无尽债务 第660章

作者:Andlao

  宇航员再次看向四周,自言自语道,“不死者俱乐部,还真是贴切的命名。”

  “这里根本不是什么养老院、避风港,而是一座监狱,一座关押着不死者们的监狱,在这可笑的安宁里,你们将在自己的漫长余生里感受着人生的苦痛,不得解脱。”

  宇航员又继续说道,“哦……你们是有办法解脱的,死亡就好,但你们真的有勇气面对死亡吗?”

  “哈哈。”

  宇航员的嘲笑声变得越来越响亮,天摇地动。

  楼梯间也随之震动,于房间内安眠的会员们一个接着一个地被吵醒,他们先是恍惚,未从梦境里挣脱,待他们清楚地意识到现实的存在后,纷纷发出凄厉的悲鸣声。

  “你们就像站在悬崖峭壁上,前无通路后无去处,狂风割伤着你们的皮,群鹰啄烂你们的肉,你们将承受着近乎永恒的痛苦。

  幸运的是解脱就在你们眼前。”

  宇航员尽情地讲述着,在他的轰鸣声中,楼梯间躁动了起来,一个又一个奇形怪状的存在踏出房间,他们想知道是谁嘲醒了他们的安眠。

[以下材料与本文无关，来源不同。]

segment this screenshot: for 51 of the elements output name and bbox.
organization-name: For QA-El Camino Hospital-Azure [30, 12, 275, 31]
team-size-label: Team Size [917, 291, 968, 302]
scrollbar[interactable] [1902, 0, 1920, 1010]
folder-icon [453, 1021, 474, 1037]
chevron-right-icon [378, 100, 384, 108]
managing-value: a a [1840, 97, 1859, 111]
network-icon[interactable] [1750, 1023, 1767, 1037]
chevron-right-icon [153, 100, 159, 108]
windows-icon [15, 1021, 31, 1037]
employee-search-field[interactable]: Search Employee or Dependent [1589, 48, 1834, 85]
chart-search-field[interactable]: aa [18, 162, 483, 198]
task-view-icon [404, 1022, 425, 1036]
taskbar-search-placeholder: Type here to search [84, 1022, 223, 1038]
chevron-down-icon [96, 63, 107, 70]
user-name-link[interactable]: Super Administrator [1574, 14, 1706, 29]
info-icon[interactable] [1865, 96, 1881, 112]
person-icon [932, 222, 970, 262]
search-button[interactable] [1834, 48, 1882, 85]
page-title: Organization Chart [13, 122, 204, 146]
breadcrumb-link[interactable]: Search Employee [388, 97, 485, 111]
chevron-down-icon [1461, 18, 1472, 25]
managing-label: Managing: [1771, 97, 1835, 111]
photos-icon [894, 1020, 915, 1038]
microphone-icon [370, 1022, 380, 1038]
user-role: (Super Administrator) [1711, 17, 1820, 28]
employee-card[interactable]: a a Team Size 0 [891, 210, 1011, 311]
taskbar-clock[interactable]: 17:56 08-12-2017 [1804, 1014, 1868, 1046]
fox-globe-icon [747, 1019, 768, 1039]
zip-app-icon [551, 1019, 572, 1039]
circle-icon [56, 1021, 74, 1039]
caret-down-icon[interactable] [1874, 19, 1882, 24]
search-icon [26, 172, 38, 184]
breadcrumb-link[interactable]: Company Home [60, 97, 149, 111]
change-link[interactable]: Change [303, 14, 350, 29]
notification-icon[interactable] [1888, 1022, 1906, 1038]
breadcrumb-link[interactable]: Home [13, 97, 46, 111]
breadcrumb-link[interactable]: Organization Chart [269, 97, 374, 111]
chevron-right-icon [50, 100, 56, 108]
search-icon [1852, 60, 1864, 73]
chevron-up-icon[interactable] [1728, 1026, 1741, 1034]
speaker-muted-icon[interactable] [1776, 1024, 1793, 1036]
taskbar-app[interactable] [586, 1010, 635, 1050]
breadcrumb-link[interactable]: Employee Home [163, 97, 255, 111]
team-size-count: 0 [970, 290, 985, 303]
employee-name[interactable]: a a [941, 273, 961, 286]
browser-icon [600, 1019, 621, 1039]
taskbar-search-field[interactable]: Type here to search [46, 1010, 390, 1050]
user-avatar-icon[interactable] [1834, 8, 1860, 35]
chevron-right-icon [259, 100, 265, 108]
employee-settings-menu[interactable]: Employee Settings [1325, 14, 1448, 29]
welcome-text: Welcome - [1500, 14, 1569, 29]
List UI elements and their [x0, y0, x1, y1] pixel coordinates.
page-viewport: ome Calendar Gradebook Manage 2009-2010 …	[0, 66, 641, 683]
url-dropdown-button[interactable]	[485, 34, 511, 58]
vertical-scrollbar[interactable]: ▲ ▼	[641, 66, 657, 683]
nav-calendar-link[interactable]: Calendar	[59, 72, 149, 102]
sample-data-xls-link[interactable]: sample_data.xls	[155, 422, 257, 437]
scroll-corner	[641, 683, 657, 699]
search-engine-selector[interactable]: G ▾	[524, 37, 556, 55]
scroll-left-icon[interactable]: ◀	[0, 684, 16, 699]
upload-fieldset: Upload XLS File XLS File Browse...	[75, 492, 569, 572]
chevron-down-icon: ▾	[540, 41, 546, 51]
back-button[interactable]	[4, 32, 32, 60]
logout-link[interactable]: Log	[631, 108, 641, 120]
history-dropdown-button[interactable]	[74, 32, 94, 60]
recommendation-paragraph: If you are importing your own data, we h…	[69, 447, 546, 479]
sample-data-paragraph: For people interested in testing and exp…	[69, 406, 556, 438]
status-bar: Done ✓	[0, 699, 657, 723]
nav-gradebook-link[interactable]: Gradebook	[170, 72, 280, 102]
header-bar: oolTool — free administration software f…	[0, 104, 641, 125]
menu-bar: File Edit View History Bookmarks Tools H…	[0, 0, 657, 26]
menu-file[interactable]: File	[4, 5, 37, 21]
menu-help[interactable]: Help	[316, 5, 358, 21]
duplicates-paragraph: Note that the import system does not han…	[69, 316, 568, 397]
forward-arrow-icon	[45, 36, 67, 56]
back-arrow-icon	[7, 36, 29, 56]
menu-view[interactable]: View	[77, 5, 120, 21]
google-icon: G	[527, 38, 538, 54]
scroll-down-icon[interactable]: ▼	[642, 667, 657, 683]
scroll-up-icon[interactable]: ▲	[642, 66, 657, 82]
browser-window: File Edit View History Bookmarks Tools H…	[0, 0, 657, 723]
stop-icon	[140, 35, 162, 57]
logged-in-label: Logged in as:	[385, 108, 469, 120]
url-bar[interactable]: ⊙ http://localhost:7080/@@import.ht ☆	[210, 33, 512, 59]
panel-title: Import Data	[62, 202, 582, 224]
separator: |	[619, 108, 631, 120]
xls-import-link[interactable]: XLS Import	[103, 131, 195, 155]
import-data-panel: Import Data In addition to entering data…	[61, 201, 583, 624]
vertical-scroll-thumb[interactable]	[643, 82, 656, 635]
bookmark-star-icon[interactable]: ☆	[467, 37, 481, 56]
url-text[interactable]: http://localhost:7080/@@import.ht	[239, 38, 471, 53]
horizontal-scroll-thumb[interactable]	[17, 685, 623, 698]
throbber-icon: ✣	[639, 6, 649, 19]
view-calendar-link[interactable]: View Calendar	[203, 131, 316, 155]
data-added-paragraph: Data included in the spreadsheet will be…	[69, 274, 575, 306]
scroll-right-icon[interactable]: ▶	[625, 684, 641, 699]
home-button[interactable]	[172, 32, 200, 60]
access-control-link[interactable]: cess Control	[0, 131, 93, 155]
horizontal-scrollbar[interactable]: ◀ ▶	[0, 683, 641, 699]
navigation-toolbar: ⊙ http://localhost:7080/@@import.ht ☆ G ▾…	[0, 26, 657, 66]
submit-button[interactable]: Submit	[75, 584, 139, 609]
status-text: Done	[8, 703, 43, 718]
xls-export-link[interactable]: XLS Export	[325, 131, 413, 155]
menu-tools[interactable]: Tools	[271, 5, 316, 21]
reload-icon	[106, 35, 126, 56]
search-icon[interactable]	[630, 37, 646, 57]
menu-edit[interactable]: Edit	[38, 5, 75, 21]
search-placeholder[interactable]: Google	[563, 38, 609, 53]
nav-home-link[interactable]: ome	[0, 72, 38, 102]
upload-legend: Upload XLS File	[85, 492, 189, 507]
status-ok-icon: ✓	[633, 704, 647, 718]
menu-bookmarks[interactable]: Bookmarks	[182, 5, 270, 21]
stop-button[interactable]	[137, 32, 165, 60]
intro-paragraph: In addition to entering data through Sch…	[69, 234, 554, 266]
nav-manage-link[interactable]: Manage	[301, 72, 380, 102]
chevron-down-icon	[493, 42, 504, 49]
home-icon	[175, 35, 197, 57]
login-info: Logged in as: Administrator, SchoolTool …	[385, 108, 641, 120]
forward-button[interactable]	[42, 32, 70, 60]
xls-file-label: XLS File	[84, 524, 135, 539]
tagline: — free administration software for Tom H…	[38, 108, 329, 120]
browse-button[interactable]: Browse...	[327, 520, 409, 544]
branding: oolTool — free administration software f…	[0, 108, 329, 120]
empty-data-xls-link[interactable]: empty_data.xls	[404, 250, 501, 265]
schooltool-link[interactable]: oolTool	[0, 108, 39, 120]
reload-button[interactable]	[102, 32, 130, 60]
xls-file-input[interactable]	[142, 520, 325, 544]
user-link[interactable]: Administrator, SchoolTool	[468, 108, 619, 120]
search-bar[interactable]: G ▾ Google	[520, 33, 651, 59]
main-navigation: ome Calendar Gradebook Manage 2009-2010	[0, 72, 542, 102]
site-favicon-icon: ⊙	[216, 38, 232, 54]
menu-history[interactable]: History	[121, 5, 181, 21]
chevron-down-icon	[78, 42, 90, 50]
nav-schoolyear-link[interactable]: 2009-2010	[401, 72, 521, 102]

  昏黄的灯光投下暗淡的光束,一扇扇大门被推开,黑暗中传来了急促的脚步声,奇形怪状的存在们匆匆从走廊中狂奔而过。

  又一道门推开,瑟雷带着一身的酒气面带不善地看向外面,在不死者俱乐部这么多年了,他还是头一次被人吵醒,他想知道发生了些什么,却看到数不清的怪物填满了走廊。

  率先映入眼中的是一头身材高大的怪物,肌肉贲发,看上去强壮而野蛮,它有着巨大的头颅,长满了锋利的角,恶狠狠的眼神令人不寒而栗,皮肤粗糙不堪,仿佛由岩石构成,发出阵阵沙沙的摩擦声。

  瑟雷咽了咽口水,清醒了几分,紧接着另一头怪物映入眼中,那是一具扭曲变形的身体,身体像是一块硕大的蔓藤,扭曲缠绕中布满了尖锐的刺和触手,不规则的纹路在皮肤上交错,宛如一段无尽的扭曲乐曲。眼睛没有瞳孔,只有一片漆黑,仿佛无底深渊。

  还有一只怪物则拥有多个头颅,它们排成一列,各自看向不同的方向,每一个头颅都有着破碎的面容,裂口中露出尖锐的牙齿,让人感觉到一股无尽的恶意。

  怪物们的步伐快而急促,像是在追逐或逃离某种无形的威胁,它们的身体散发出一种令人窒息的腥臭气味,弥漫在整个走廊,同时,一种不可名状的恐惧感在空气中弥漫开来,让人不寒而栗。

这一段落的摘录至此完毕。